For the first ten years after I finished my training I did not believe nerve blocks for extremity surgery were worth doing.  Surgeons didn't want to wait for me to do them or for the blocks to 'set up.'  Blocks failed a certain amount  of the time. There were complications that just didn't happen when 'numbing the big nerve.'

My thoughts on all this changed, not because of a journal article or discussions with a colleague, but because of an article in Wired magazine.  The Painful Truth was an article on the use of regional anesthesia to improve medical care to our wounded soldiers in Iraq and Afghanistan:

Now Buckenmaier is leading a group of army doctors and nurses determined, as he puts it, "to drag the military kicking and screaming into the 21st century." His team believes the future of wartime pain control is a new form of anesthesia called a continuous peripheral nerve block, which takes a more targeted approach by switching off only the pain signals coming from the injured limb, leaving patients' vital signs and cortical functions unimpaired.

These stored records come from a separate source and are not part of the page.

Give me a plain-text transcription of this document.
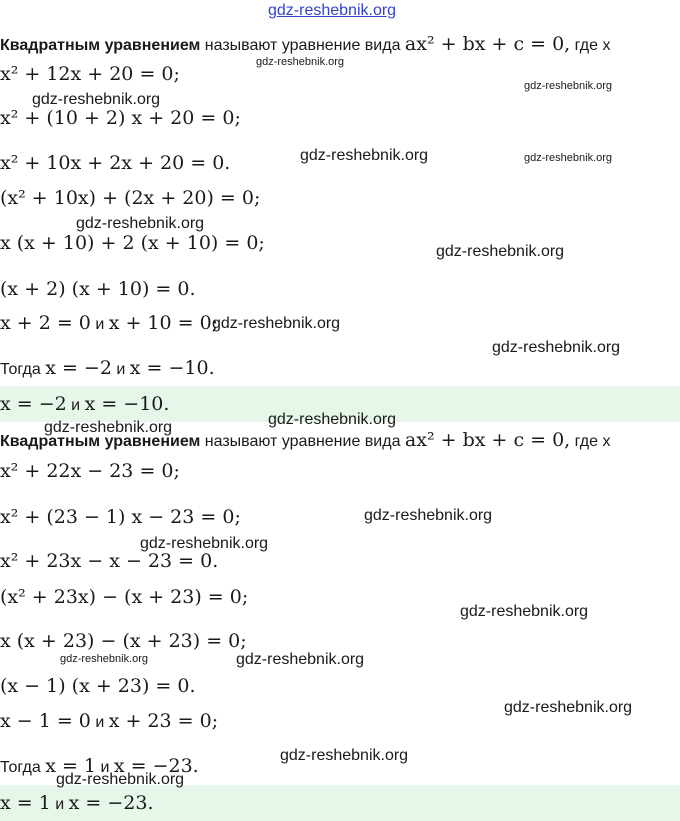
Квадратным уравнением называют уравнение вида ax² + bx + c = 0, где x
x² + 12x + 20 = 0;
x² + (10 + 2) x + 20 = 0;
x² + 10x + 2x + 20 = 0.
(x² + 10x) + (2x + 20) = 0;
x (x + 10) + 2 (x + 10) = 0;
(x + 2) (x + 10) = 0.
x + 2 = 0 и x + 10 = 0;
Тогда x = −2 и x = −10.
x = −2 и x = −10.
Квадратным уравнением называют уравнение вида ax² + bx + c = 0, где x
x² + 22x − 23 = 0;
x² + (23 − 1) x − 23 = 0;
x² + 23x − x − 23 = 0.
(x² + 23x) − (x + 23) = 0;
x (x + 23) − (x + 23) = 0;
(x − 1) (x + 23) = 0.
x − 1 = 0 и x + 23 = 0;
Тогда x = 1 и x = −23.
x = 1 и x = −23.
gdz-reshebnik.org
gdz-reshebnik.org
gdz-reshebnik.org
gdz-reshebnik.org
gdz-reshebnik.org	gdz-reshebnik.org
gdz-reshebnik.org
gdz-reshebnik.org
gdz-reshebnik.org
gdz-reshebnik.org
gdz-reshebnik.org
gdz-reshebnik.org
gdz-reshebnik.org
gdz-reshebnik.org
gdz-reshebnik.org
gdz-reshebnik.org	gdz-reshebnik.org
gdz-reshebnik.org
gdz-reshebnik.org
gdz-reshebnik.org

The applicability to civilian anesthesia was obvious.  In my hospital, when someone gets a knee replaced, the surgeon usually blindly injects a large amount of local anesthetic in the general vicinity of the femoral nerve and we dope them up with morphine.  Patients are in the hospital for three days largely for pain control issues, all the while at risk for nausea, vomiting, respiratory depression, etc.

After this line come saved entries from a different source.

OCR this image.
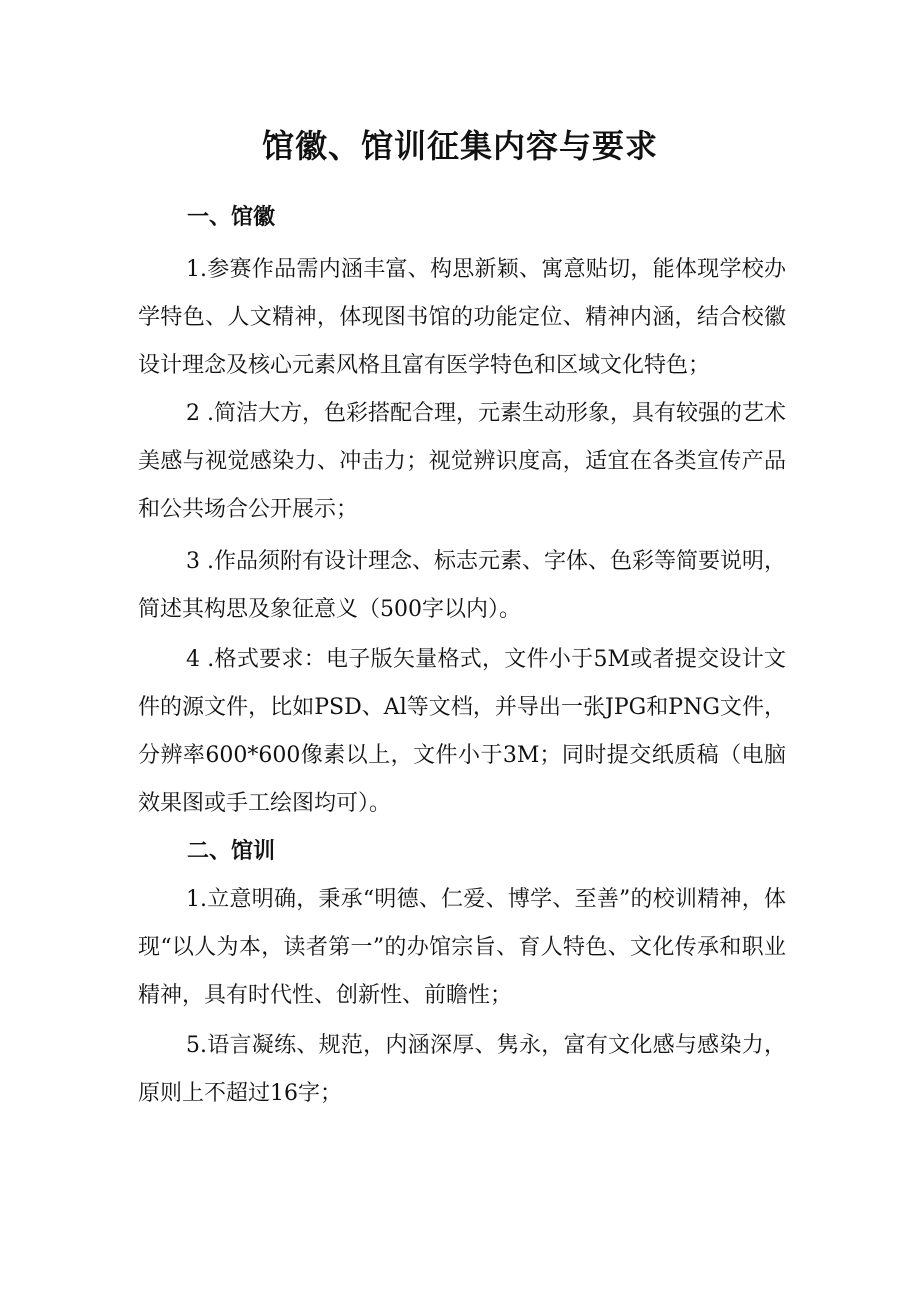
馆徽、馆训征集内容与要求
一、馆徽

1.参赛作品需内涵丰富、构思新颖、寓意贴切，能体现学校办学特色、人文精神，体现图书馆的功能定位、精神内涵，结合校徽设计理念及核心元素风格且富有医学特色和区域文化特色；

2 .简洁大方，色彩搭配合理，元素生动形象，具有较强的艺术美感与视觉感染力、冲击力；视觉辨识度高，适宜在各类宣传产品和公共场合公开展示；

3 .作品须附有设计理念、标志元素、字体、色彩等简要说明，简述其构思及象征意义（500字以内）。

4 .格式要求：电子版矢量格式，文件小于5M或者提交设计文件的源文件，比如PSD、Al等文档，并导出一张JPG和PNG文件，分辨率600*600像素以上，文件小于3M；同时提交纸质稿（电脑效果图或手工绘图均可）。

二、馆训

1.立意明确，秉承“明德、仁爱、博学、至善”的校训精神，体现“以人为本，读者第一”的办馆宗旨、育人特色、文化传承和职业精神，具有时代性、创新性、前瞻性；

5.语言凝练、规范，内涵深厚、隽永，富有文化感与感染力，原则上不超过16字；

I took a second look at regional anesthesia and decided to use it in my practice again.  This week two elderly ladies had total shoulder replacements after having interscalene blocks. They were pain free for the rest of that day.  Six of my patients had knee replacements after femoral and sciatic blocks.  They had no pain until the next morning.

With catheter techniques, these pain-free intervals will be measured in days instead of hours.  The surgeons are giving us the time to do these techniques because they are hearing about how good they are for patients at their own national meetings.  My colleagues who 'didn't do blocks' have learned to do simple femoral nerve blocks and want to learn others.

It was a good week for me because I love seeing patients do well. It was a good week for my patients (whether they knew it or not) because they trusted me enough to let me poke them with a needle once or twice to make their recovery that much easier.  By next year I hope to be placing catheters and doing infusions.  Thanks, Trip Buckenmaier.